Pages

Tuesday, June 19, 2007

Saya Anaknya Si Anu


(Image boleh minjem dari www.donnabellas.com)


Meski bukan termasuk orang yang fanatis dengan idealisme tentang kemandirian dan ke-menjadi-diri-sendiri-an (nah lho, bahasa apa pula ini), bisa dibilang saya cukup anti dengan pola KKN. Sebisa mungkin saya nggak pernah bawa nama orang tua dalam apa pun urusan. Selain bapak saya bukanlah petinggi atau orang penting, saya juga nggak pernah mau dapat cap sebagai "si X yang anaknya bapak Y".

Nama aja saya nggak bawa nama keturunan. Budi Santoso, titik. Bapak saya bukan Santoso, bukan pula bernama-belakang Santoso. Itu nama pasaran yang independent dan tidak terkait dalam strata, agama, ras, keturunan atau unsur apa pun yang bisa mempengaruhi penilaian obyektif orang lain atas saya.

Bukannya saya nggak bangga menjadi anaknya bapak saya. Bangga saya nggak bisa diukur dari ritualitas pasang nama belakang. Bangga saya gak terdeskripsikan. Saking besarnya sampai saya sampai sekarang belum pernah punya kekuatan untuk bilang ke bapak saya, "Dad, I'm proud to be your son" --> ngeles mode is on, padahal sih udah kemakan budaya gengsi yang selalu memaksa agar saya bersikap jaim; sebuah budaya (atau habbit ya) yang gak penting dan memalukan.

Terakhir kali dan pertamakalinya saya memanfaatkan nama bapak saya adalah saat saya pernah mencoba melamar kerja ke sebuah perusahaan yang kepemilikannya 100% punya negara (alias pegawai negeri hahahaha).
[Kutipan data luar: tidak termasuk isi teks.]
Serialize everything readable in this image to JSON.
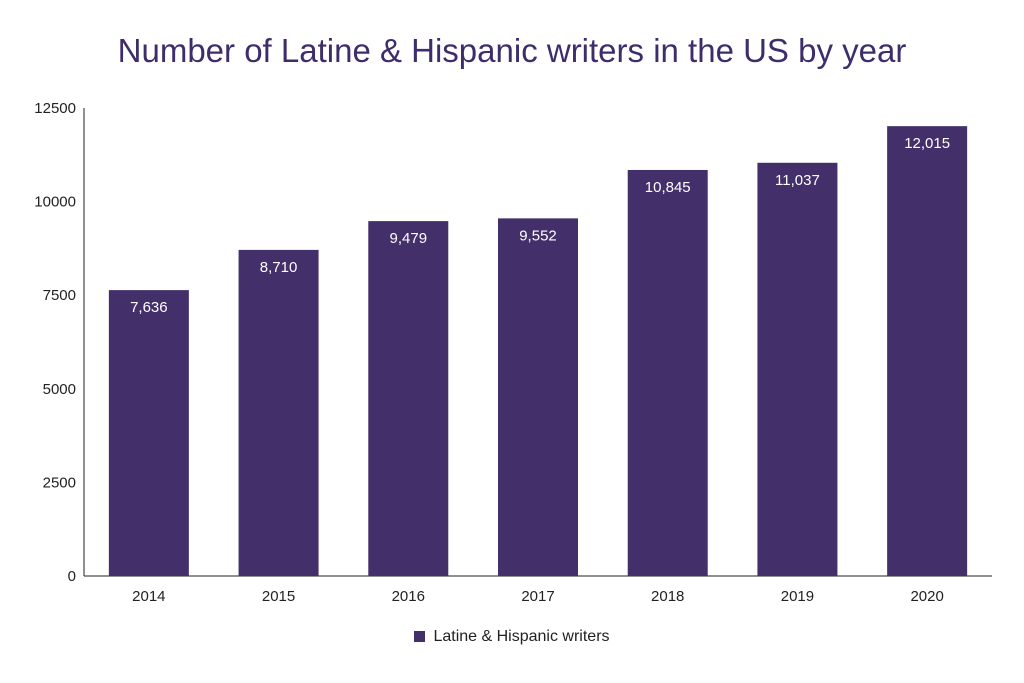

Saat itu saja saya sudah cukup malu untuk mengakui bahwa saya melakukan praktik nepotisme. Tapi dalam proses testingnya saat saya ngobrol dengan sesama calon pegawai, ternyata semuanya memang masuk lewat jalur khusus hahaha. Typical!

Semenjak saat itu saya memutuskan untuk tidak lagi memanfaatkan koneksi orang tua. Saya pun lepas dari institusi kepemerintahan tersebut dan kembali terjebak dalam industri dinamis (yang oleh sebagian orang disebut sebagai industri tai kucing; pardon my language) bernama ADVERTISING. Ya, saya kembali ke industri ini dengan keinginan bisa lepas dari ketergantungan pada orang tua dan bisa menunjukkan bahwa saya juga mampu untuk berdikari (hahahaha kapan terakhir kali istilah ini dipakai orang ya?). Sampai akhirnya sebuah peristiwa memaksa saya kembali menelan ludah.

Sekitar sebulan lalu saya terpaksa harus berurusan dengan aparat penegak hukum untuk mengadukan sebuah kejadian. Tapi memang sistem hukum kita agak ajaib, "lapor hilang ayam malah hilang kambing" terjadi pada diri saya. Status sebagai korban, eh malah dipersulit. Maunya ngikutin prosedur malah jadi babak belur. Sudah jatuh, ketimpa tangga + kaleng cat + tukang catnya sekalian. Mau tak mau telepon sakti pun berdering kembali. "Hubungin om X aja, atau om Y barangkali mereka bisa bantu", begitu kata orang tua saya. Dan saya pun melakukannya. "Siang Om, saya A anaknya pak B, gini om... mau minta tolong....bla bla bla bla...". Anehnya, lewat dua kali telepon dan beberapa kali SMS, urusan saya jadi lancar.

Dueeeng.

Malamnya saya pun merenung, mau sampai kapan kaya' gini ya? Apa saya nggak bisa lepas 100% dari nama orang tua? Saat godaan itu demikian besar, saya pun jadi maklum kenapa anak-anak petinggi masih suka membawa nama orang tuanya. Bapak saya aja yang cuma pensiunan pegawai negeri golongan III-A bisa punya jalur yang cukup membantu, gimana yang Eselon? Sepertinya saya harus nambahin poin dalam surat wasiat saya nantinya yang bunyinya kurang lebih seperti ini:
"Anakku, saat kepepet, manfaatkanlah segala macam bantuan yang bisa kau peroleh. Nama bapak pun boleh kamu pakai". Hehehe.... moga-moga saat itu nama saya bisa cukup punya pengaruh. Haduh biyuuuung.


Terinspirasi dari tulisan Diki Satya
dan kejadian buruk yang baru aja lewat.